The Future of Trustworthy AI: Can Hallucinations Be Tamed?

Artificial intelligence (AI) is supposed to make business smarter, faster and more efficient. But in 2025, it is just as often making things up. Hallucinations, the confident invention of facts, figures and sources, have become a headline risk.

A federal judge in Wyoming threatened to sanction lawyers who submitted AI-generated briefs laced with fictitious cases, while Butler Snow, a major firm, admitted in May that its attorneys relied on hallucinated citations.

What might look like quirky tech failures in consumer chat apps quickly turns into reputational and regulatory landmines when applied to banking, payments or compliance.

A Business Problem, Not a Bug

The industry once dismissed hallucinations as teething errors. Today, they are seen as structural. The Wall Street Journal reported that leading developers are training AI to say “I don’t know” rather than improvise, recognizing that probabilistic models will never be error free.

The Financial Times has also covered this tension, warning that the “hallucinations that haunt AI” reflect fundamental challenges in how language models reason and the difficulty of policing them.

MIT Sloan’s 2025 commentary warned that banning AI tools is not realistic. Instead, firms must define clear guardrails, designate where human review is mandatory, and train staff to treat AI output with skepticism. The key is building a culture of verification.

Hallucinations carry mounting cost. In March, Bloomberg flagged that Wall Street firms are warning investors of AI risks, including hallucinations, as financial models and compliance systems increasingly rely on generative tools.

In September 2025, OpenAI published “Why Language Models Hallucinate,” reframing hallucinations not as rare bugs but as systemic effects of how models are trained and validated.
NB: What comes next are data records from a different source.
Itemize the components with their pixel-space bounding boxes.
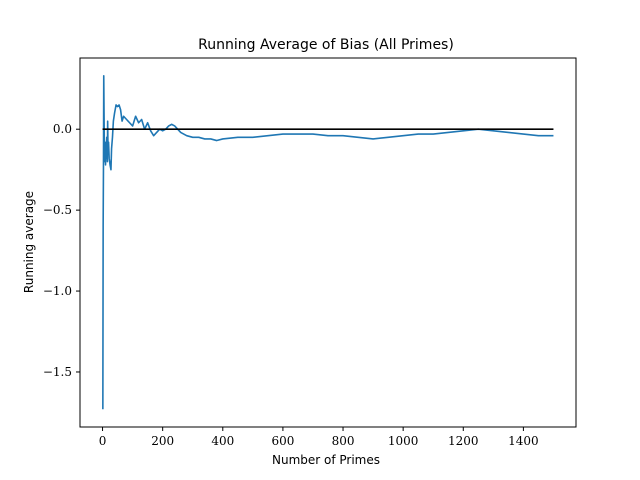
y-tick-label: 0.0 [53,122,72,136]
x-axis: 0 200 400 600 800 1000 1200 1400 [99,427,539,448]
y-axis: −1.5 −1.0 −0.5 0.0 [43,122,80,379]
x-tick-label: 200 [151,434,174,448]
y-tick-label: −0.5 [43,203,72,217]
x-axis-label: Number of Primes [272,453,380,467]
x-tick-label: 1200 [448,434,479,448]
series-line-running-average [102,75,554,410]
chart-title: Running Average of Bias (All Primes) [198,37,454,53]
x-tick-label: 1400 [508,434,539,448]
x-tick-label: 1000 [388,434,419,448]
y-tick-label: −1.0 [43,284,72,298]
x-tick-label: 400 [211,434,234,448]
plot-frame [79,57,577,428]
x-tick-label: 800 [332,434,355,448]
x-tick-label: 600 [271,434,294,448]
y-axis-label: Running average [22,191,36,293]
x-tick-label: 0 [99,434,107,448]
y-tick-label: −1.5 [43,365,72,379]
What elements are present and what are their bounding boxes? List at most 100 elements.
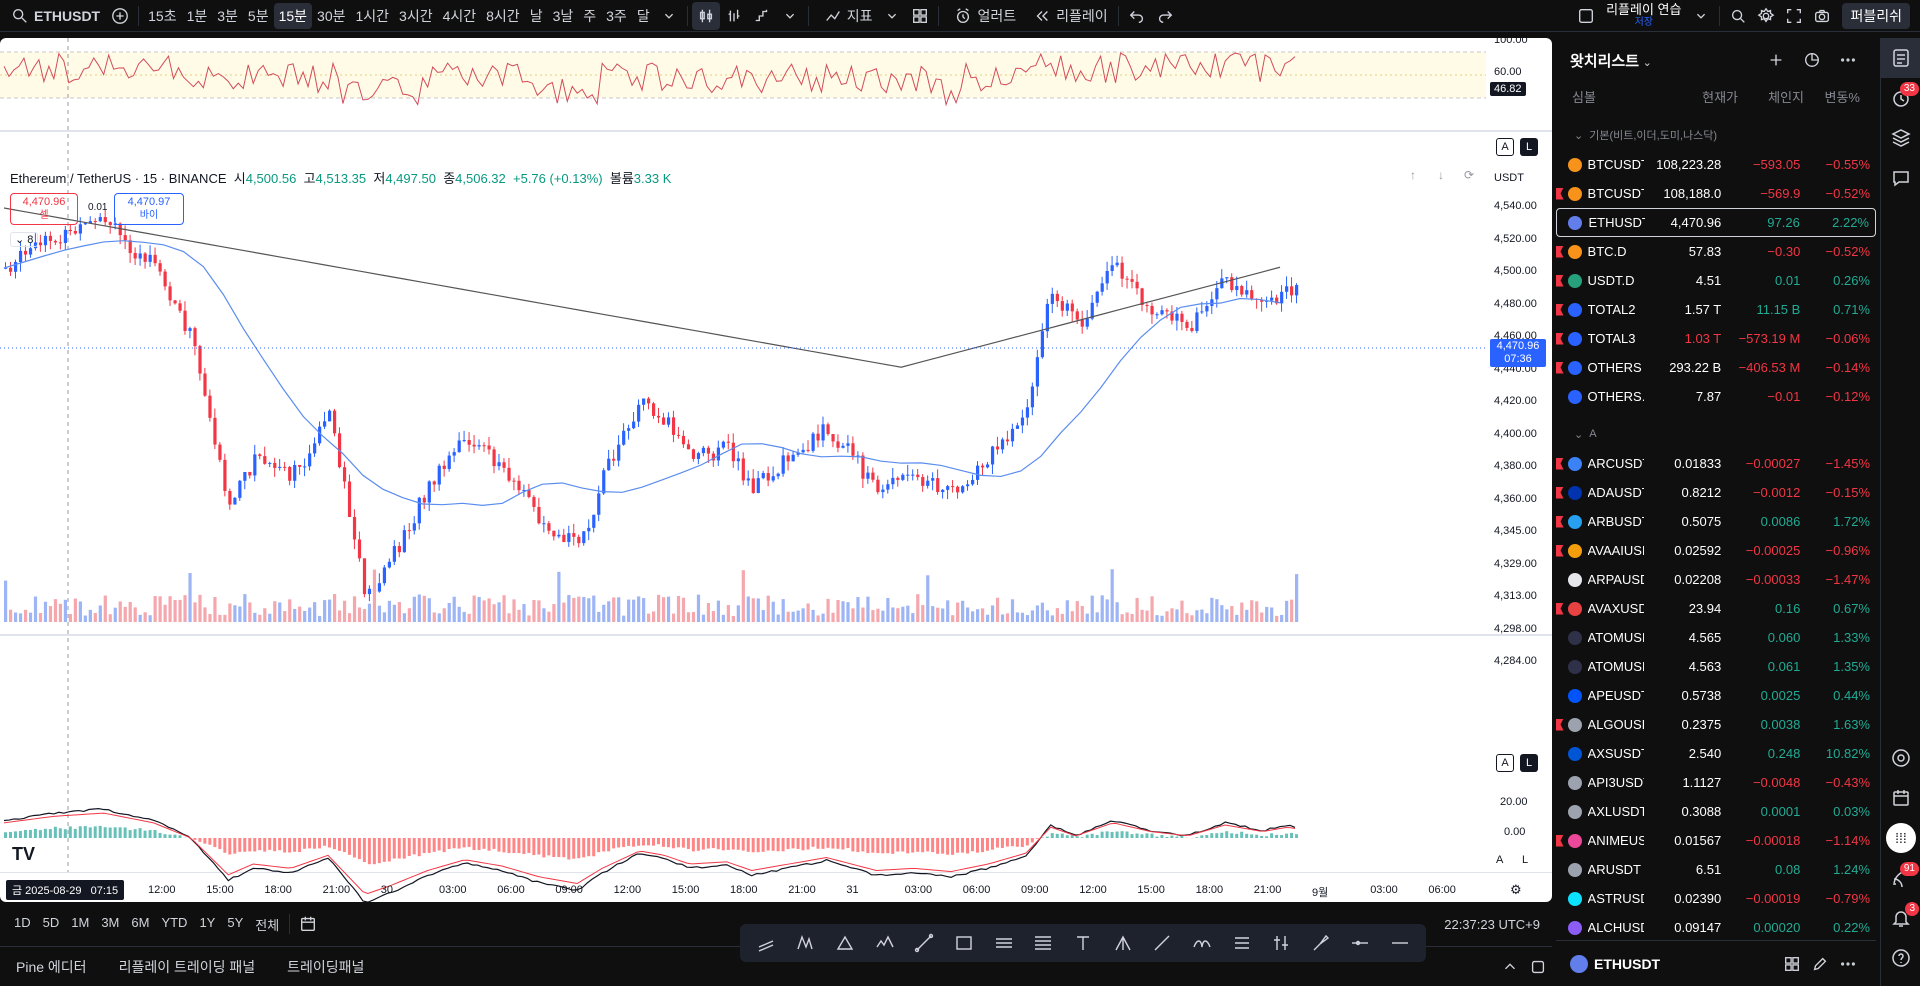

The paper argues that benchmarks often reward confident guesses over caution, pushing models to bluff when uncertain. PYMNTS covered the release, noting that enterprises must now treat hallucination risk as endemic rather than exceptional.

Financial Services Draw a Line

This year, FICO launched a foundation model tuned for financial services, embedding transparency, auditability and domain anchoring to reduce hallucinations in payments, credit and compliance workflows.

But FICO is no outlier. The Financial Times recently asked “AI: what will become of the truth?” reflecting growing concerns that generative systems are eroding clarity between fact and fiction.

Courts are also tightening the screws. Judges are ordering lawyers to disclose AI use and sanctioning those who do not, responding to hallucinated filings. As reported by Reuters, regulators are following. State attorneys general have begun applying consumer protection laws to AI misinformation in financial products.

In payments, hallucinations scale fast and hurt harder. A misinterpreted compliance rule or fabricated sanction list entry could freeze legitimate flows or, worse, permit restricted transfers. For a system handling billions of transfers daily, even a 1% hallucination rate yields thousands of errors, each with regulatory and reputational risk.

Innovation is also threatened. Firms experimenting with AI in onboarding, disputes or cross-border compliance are hitting a ceiling. Without strong controls, hallucination risk stalls deployment. As one MIT Sloan researcher put it this year, “You cannot scale what you cannot trust.” For a sector built on instant settlement and real-time fraud detection, there is little room for improvisation.

From Perfection to Predictability

No one in the research community expects hallucinations to vanish. OpenAI’s September 2025 paper argued that hallucinations are systemic byproducts of how models are trained and evaluated.

The emphasis now is on predictability. Banks are piloting hallucination dashboards that record error rates and uncertainty signals. Payment networks are forcing models to cite verified compliance sources before approving transactions. Vendors like FICO are rolling out domain-specific tools to reduce hallucination risk.

In the payments realm, signs of this shift are already visible. Lloyds Bank and Coinbase, for example, recently reported by PYMNTS, increased confidence in their hallucination guardrails after deploying safer generative AI systems. AWS is rolling out automated reasoning safeguards to help financial and compliance systems catch hallucinated outputs before they reach customers.

Even the insurance industry is responding: Insurers have begun offering policies to cover AI-related errors, including hallucinated outputs, highlighting how serious the risk has become.